We affirm that inspiration, strictly speaking, applies only to the autographic text of Scripture, which in the providence of God can be ascertained from available manuscripts with great accuracy. We further affirm that copies and translations of Scripture are the Word of God to the extent that they faithfully represent the original.
We deny that any essential element of the Christian faith is affected by the absence of the autographs. We further deny that this absence renders the assertion of Biblical inerrancy invalid or irrelevant.
We affirm that Scripture, having been given by divine inspiration, is infallible, so that, far from misleading us, it is true and reliable in all the matters it addresses.
We deny that it is possible for the Bible to be at the same time infallible and errant in its assertions. Infallibility and inerrancy may be distinguished but not separated.
We affirm that Scripture in its entirety is inerrant, being free from all falsehood, fraud, or deceit.
We deny that Biblical infallibility and inerrancy are limited to spiritual, religious, or redemptive themes, exclusive of assertions in the fields of history and science. We further deny that scientific hypotheses about earth history may properly be used to overturn the teaching of Scripture on creation and the flood.
We affirm the propriety of using inerrancy as a theological term with reference to the complete truthfulness of Scripture.

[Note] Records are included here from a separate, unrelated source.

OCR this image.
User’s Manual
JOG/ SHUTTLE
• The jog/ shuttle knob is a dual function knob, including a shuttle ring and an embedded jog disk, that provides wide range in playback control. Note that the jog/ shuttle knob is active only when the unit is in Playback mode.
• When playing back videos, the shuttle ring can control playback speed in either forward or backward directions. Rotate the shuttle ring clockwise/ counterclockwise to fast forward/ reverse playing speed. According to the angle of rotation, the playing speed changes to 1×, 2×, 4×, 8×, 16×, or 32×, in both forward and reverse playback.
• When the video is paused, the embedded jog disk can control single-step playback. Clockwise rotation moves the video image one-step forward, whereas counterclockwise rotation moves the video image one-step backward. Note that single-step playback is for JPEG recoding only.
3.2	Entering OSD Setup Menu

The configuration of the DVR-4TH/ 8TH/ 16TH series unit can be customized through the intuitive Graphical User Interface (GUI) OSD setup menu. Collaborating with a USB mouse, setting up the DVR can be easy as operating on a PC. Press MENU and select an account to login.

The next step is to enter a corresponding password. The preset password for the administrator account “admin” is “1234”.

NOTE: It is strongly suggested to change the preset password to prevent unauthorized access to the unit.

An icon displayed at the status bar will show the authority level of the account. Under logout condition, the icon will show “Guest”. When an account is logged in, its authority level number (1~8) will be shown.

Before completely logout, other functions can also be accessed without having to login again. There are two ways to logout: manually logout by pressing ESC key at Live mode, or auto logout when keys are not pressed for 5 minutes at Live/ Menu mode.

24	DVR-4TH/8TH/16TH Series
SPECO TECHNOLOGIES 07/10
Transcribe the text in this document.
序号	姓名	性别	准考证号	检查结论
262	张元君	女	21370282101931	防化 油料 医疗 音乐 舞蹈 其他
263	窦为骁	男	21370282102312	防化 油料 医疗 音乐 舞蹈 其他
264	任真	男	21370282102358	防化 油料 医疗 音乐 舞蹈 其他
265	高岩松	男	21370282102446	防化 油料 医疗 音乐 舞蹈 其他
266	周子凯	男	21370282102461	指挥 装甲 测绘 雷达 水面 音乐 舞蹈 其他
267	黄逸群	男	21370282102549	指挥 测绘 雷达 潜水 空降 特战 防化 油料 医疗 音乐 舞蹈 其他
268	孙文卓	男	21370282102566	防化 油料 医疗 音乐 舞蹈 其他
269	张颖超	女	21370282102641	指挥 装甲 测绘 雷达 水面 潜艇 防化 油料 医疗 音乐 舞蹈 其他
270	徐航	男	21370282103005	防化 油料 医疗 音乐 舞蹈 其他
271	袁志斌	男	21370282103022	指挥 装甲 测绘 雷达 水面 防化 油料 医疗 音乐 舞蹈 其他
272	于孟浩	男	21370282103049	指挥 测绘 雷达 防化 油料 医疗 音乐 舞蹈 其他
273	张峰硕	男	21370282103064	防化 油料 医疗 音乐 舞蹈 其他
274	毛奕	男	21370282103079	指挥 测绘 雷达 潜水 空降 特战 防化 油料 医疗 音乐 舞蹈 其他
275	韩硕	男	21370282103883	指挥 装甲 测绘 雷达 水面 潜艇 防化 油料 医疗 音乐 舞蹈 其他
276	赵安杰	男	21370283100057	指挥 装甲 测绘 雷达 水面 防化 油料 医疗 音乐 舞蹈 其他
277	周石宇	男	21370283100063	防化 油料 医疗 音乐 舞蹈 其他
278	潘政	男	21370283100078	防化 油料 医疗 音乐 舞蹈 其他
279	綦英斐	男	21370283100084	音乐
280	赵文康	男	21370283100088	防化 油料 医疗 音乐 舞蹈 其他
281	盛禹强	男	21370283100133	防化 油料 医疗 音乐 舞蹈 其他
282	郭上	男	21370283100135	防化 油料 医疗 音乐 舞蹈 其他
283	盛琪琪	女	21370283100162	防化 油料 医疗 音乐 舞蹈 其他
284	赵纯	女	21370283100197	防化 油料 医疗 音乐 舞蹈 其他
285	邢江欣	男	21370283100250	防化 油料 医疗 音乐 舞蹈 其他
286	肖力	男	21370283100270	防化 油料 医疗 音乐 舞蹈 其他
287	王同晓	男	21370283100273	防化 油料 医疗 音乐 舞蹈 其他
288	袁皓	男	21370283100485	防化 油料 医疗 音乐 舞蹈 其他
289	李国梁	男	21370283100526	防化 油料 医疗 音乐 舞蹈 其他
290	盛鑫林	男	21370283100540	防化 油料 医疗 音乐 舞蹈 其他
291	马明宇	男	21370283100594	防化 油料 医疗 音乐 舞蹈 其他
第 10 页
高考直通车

We deny that it is proper to evaluate Scripture according to standards of truth and error that are alien to its usage or purpose. We further deny that inerrancy is negated by Biblical phenomena such as a lack of modern technical precision, irregularities of grammar or spelling, observational descriptions of nature, the reporting of falsehoods, the use of hyperbole and round numbers, the topical arrangement of metrical, variant selections of material in parallel accounts, or the use of free citations.
We affirm the unity and internal consistency of Scripture.
We deny that alleged errors and discrepancies that have not yet been resolved violate the truth claims of the Bible.
We affirm that the doctrine of inerrancy is grounded in the teaching of the Bible about inspiration.
We deny that Jesus' teaching about Scripture may be dismissed by appeals to accommodation or to any natural limitation of His humanity.
We affirm that the doctrine of inerrancy has been integral to the Church's faith throughout its history.
We deny that inerrancy is a doctrine invented by scholastic Protestantism, or is a reactionary position postulated in response to negative higher criticism.
We affirm that the Holy Spirit bears witness to the Scriptures, assuring believers of the truthfulness of God's written Word.
We deny that this witness of the Holy Spirit operates in isolation from or against Scripture.
We affirm that the text of Scripture is to be interpreted by grammatico-historical exegesis, taking account of its literary forms and devices, and that Scripture is to interpret Scripture.
We deny the legitimacy of any treatment of the text or quest for sources lying behind it that leads or relativizing, dehistoricizing, or discounting its teaching, or rejecting its claims of authorship.
We affirm that a confession of the full authority, infallibility and inerrancy of Scripture is vital to a sound understanding of the whole of the Christian faith. We further affirm that such confession should lead to increasing conformity to the image of Christ.
We deny that such confession is necessary for salvation. However, we further deny that inerrancy can be rejected without grave consequences, both to the individual and to the Church.